Las 62 personas más ricas del mundo tienen lo mismo que los 3.600 millones de personas más pobres. Aunque sólo es un dato, no hace falta decir mucho más para concluir que vivimos en un mundo profundamente injusto y en una economía equivocada. Lo destaca un demoledor informe que ha publicado esta semana Intermón-Oxfam. El problema no es sólo que la cifra es indecente, lo peor es que esta desigualdad no hace sino aumentar de forma exponencial año tras año. Es una iniquidad acumulativa que sin duda nos lleva a un colapso civilizatorio dramático y que en medio termina con la noción de sociedad inclusiva y de sistema democrático, así como con cualquier rastro de vida digno. Este proceso que las instituciones políticas nacionales y estatales se muestran incapaces de revertir, no es el resultado de imponderables cósmicos o bien el fruto de una casualidad histórica. Justamente tiene que ver con opciones económicas, que en último término son políticas e ideológicas, que son las que se han impuesto justamente en el mundo occidental rico los últimos treinta años. Aunque los que abonan las corrientes económicos y políticos que conducen al enriquecimiento y empobrecimientos extremos no lo plantean abiertamente de esta manera y hablan de las bondades de la libertad económica estricta, del individualismo motivador y del aumento de riqueza generalizado que debería conllevar la globalización económica y la desregulación de la intervención pública; en realidad a todo esto nos lleva el triunfo de la economía financiarizada sobre la política, el interés individual sobre ninguna consideración colectiva, la preeminencia del globalismo sobre el marco local.
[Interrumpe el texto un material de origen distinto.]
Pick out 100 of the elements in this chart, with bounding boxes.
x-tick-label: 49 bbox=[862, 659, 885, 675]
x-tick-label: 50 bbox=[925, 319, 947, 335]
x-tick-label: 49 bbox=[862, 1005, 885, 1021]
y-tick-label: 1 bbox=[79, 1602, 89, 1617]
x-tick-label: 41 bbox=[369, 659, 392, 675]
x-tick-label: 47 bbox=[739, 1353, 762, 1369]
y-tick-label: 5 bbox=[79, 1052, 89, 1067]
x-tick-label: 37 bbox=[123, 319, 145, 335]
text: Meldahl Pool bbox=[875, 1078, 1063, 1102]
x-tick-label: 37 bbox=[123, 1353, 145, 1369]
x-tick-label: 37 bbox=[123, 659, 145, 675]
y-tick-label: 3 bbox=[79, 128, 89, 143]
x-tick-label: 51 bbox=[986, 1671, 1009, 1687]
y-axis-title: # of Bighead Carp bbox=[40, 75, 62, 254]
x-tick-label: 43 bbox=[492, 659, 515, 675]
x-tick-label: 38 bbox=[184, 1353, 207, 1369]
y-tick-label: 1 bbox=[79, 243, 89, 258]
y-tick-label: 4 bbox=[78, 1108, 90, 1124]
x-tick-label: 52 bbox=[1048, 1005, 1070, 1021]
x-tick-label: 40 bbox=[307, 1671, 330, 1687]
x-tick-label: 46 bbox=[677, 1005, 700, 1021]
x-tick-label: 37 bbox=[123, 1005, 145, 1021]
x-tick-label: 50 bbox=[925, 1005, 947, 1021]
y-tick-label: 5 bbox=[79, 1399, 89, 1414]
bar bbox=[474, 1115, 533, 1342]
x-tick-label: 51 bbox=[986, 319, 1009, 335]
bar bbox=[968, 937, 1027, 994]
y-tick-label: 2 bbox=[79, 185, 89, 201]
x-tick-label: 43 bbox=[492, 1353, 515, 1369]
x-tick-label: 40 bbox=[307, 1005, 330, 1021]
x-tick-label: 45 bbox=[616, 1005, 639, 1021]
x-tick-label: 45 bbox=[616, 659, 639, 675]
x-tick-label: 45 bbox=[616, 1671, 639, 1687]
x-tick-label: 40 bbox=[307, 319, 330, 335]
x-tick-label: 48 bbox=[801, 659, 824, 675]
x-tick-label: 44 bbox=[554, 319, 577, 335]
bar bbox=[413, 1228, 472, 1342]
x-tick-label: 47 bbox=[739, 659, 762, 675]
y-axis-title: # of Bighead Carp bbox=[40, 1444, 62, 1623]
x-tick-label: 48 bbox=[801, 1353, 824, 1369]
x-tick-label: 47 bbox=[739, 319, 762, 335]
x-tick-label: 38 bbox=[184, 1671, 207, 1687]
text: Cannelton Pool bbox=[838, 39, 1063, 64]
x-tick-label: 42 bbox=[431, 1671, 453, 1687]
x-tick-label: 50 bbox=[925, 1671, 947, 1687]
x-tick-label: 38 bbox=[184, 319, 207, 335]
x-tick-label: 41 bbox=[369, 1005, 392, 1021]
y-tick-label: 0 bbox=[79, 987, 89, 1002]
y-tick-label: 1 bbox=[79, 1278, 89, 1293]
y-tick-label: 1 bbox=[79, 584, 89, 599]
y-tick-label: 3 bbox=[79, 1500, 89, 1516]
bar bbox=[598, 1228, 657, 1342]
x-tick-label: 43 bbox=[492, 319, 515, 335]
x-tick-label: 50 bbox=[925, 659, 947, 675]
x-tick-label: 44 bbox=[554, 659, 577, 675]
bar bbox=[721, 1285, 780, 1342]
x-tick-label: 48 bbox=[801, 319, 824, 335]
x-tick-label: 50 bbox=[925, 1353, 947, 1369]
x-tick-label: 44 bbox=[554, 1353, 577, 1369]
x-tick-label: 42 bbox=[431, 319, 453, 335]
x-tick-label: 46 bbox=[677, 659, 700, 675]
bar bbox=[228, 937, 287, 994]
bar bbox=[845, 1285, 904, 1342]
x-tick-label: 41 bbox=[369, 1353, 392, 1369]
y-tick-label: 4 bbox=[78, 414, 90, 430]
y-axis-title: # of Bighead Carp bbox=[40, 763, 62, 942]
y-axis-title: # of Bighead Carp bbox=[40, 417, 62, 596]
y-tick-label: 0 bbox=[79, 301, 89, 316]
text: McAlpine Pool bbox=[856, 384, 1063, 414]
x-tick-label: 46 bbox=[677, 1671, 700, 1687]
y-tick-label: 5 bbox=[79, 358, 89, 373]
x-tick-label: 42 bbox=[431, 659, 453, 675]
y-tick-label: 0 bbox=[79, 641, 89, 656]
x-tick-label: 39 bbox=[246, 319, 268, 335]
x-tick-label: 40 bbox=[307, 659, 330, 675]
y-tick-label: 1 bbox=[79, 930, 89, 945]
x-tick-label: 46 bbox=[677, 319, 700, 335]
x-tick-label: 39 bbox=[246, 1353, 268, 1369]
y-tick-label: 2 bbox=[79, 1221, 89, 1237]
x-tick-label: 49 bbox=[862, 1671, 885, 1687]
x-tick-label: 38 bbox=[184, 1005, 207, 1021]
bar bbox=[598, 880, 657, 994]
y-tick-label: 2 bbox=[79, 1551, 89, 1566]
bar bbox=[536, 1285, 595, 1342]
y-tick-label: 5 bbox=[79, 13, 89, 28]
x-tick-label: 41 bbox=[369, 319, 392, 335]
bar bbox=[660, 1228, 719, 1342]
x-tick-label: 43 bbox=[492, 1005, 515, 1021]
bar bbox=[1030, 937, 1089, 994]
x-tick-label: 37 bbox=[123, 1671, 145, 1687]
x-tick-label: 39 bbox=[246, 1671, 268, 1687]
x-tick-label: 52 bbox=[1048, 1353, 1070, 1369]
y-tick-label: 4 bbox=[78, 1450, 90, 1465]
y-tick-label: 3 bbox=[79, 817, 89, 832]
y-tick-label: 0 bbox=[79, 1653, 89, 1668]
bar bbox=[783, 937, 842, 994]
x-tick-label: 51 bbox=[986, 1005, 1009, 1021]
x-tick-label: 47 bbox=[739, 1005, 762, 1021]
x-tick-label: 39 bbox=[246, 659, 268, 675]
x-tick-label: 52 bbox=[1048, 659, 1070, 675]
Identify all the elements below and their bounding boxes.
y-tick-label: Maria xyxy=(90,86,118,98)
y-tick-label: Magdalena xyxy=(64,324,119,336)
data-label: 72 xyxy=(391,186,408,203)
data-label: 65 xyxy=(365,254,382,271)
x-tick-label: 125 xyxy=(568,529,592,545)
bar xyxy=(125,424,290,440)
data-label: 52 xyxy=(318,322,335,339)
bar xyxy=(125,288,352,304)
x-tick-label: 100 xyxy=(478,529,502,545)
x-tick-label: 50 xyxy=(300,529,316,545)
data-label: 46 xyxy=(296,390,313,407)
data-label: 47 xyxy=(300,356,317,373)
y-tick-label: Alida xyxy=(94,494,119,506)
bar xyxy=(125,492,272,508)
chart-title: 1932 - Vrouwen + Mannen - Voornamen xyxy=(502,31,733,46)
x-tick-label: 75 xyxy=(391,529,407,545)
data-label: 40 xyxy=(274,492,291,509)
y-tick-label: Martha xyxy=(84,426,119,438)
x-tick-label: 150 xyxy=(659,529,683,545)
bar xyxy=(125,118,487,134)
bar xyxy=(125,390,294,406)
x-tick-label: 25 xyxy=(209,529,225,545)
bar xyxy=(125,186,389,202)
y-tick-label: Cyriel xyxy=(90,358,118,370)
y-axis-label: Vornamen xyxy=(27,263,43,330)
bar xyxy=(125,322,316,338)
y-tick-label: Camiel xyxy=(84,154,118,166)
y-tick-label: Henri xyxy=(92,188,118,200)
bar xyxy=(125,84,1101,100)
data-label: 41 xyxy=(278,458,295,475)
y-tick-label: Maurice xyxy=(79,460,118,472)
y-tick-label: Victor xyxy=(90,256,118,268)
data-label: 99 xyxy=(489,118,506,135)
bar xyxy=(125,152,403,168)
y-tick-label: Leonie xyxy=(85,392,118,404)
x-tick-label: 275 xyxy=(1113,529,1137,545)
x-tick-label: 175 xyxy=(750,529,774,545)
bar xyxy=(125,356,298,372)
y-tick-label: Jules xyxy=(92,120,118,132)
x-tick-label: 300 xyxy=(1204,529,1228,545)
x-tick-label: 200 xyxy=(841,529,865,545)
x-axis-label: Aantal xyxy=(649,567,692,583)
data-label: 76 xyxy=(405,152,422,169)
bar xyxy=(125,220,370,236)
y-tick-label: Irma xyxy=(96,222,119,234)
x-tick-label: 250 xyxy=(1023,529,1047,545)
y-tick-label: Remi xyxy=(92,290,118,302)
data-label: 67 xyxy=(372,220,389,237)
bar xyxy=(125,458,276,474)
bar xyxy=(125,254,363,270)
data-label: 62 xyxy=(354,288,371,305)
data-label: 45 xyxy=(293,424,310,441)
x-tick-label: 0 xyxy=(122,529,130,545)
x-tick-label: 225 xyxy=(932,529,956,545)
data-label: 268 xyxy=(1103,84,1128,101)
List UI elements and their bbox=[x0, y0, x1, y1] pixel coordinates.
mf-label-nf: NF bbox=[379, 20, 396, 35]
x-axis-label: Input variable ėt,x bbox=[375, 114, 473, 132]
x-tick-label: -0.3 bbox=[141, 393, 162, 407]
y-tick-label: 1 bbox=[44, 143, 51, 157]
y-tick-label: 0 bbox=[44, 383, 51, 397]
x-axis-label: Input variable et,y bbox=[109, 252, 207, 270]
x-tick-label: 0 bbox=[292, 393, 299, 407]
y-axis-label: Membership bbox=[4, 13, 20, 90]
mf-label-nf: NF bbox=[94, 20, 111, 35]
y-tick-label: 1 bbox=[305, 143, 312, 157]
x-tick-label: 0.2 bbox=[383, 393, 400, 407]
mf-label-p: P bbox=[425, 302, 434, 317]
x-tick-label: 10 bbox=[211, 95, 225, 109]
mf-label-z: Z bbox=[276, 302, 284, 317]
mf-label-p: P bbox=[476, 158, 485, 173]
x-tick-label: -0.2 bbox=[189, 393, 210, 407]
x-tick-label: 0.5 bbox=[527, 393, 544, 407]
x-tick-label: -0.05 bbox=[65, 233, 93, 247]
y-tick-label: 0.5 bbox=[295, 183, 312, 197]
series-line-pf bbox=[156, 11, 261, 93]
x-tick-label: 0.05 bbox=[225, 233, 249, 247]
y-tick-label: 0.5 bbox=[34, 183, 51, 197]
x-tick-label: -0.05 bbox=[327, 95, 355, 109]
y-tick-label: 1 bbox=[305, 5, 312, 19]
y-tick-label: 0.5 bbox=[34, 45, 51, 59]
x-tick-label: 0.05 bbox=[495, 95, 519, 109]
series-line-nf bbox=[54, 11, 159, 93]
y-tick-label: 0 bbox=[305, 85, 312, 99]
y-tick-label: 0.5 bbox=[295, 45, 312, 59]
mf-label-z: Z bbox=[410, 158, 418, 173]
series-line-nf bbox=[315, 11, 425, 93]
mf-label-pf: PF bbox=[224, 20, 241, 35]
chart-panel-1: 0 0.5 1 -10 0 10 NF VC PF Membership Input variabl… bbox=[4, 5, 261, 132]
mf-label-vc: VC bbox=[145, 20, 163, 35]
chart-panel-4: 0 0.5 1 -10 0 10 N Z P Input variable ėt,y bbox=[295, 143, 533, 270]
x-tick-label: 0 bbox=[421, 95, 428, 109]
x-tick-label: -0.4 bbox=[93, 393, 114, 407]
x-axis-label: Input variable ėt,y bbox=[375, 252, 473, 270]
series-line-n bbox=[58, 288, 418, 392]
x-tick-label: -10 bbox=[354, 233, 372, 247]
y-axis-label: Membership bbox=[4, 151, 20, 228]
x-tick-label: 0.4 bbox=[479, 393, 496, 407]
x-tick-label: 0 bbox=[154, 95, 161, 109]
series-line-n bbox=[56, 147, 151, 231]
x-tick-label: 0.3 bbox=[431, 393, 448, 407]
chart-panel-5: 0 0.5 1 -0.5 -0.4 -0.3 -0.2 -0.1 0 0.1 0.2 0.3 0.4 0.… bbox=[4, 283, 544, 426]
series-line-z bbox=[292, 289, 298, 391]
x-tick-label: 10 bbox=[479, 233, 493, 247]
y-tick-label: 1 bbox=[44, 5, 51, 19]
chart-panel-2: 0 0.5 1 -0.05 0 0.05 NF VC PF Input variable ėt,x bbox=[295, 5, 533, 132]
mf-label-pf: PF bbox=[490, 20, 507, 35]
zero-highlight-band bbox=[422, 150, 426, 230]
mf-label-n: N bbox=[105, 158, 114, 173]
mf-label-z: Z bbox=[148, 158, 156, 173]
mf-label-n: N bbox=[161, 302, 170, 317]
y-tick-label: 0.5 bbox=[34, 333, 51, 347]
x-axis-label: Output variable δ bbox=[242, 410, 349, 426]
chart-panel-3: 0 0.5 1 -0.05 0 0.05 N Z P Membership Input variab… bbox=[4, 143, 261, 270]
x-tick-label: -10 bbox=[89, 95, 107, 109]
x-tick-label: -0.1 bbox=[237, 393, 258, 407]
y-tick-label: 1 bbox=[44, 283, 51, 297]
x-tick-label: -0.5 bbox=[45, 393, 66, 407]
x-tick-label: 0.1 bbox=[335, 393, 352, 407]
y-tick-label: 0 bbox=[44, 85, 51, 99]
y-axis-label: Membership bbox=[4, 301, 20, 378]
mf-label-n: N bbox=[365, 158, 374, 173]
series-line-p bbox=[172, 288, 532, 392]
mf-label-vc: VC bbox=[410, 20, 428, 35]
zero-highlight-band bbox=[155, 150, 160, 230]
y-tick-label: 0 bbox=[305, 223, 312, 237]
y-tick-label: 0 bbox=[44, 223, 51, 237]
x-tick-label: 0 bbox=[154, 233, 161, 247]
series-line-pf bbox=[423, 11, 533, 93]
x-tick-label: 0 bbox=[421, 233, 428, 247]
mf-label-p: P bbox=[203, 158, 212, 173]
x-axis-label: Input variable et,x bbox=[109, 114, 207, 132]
Hay quien argumentará que la desigualdad ha existido a lo largo de la historia, o bien que el capitalismo y la injusticia son conceptos casi sinónimos. Sí, pero no. Las desigualdad sociales siempre han tenido unos límites que o bien los han puesto los riesgos de insurrección o bien la imposibilidad del propio funcionamiento de la economía cuando los desequilibrios son extremos. El keynesianismo imperante las tres décadas posteriores a la Segunda Guerra Mundial supuso que la intervención estatal y una cierta contención del capital en la maximización de los beneficios de cara a evitar la revolución política y social, diera lugar a sociedades y economías bastante inclusivas en las que unos razonables niveles de salarios que aseguraban los sindicatos, las normas reguladoras públicas y un sistema de tributación progresivo, permitieran construir realidades bastante estables e inclusivas, progresivas económica y socialmente, que es lo que convinimos en denominar el Estado de Bienestar o bien el modelo social europeo.
Sobre todo a partir de los años noventa, se aceleró una carrera capitalista de máximos, donde las élites económicas y las grandes corporaciones obtienen gracias a la primacía ideológica del liberalismo económico extremo y el conservadurismo político, que el Estado retire cualquier tipo de control y su escenario de acción descontrolada sea el mundo entero. Ni las clases medias ni la cohesión ya importan. A partir de aquí, ocurrencias financieras de la peor especie, deslocalización industrial hacia los paraísos del trabajo esclavo, paro y precariedad laboral y salarial también en el Primer Mundo y, sobre todo, dejar la tributación como algo que sólo hacen los pobres. Mientras las elites dominantes viven en un mundo extraterritorial -cosmopolita, lo llaman-, a la inmensa mayoría de la ciudadanía no nos queda sino resignarnos a los límites de un Estado-Nación que ni puede ni quiere hacer nada por nosotros, para que nuestra vida pueda tener un mínimo de expectativas en forma de trabajo, salario digno y unos aceptables servicios públicos. Va perdiendo así su legitimidad. ¿Cuánta desigualdad puede resistir un sistema democrático?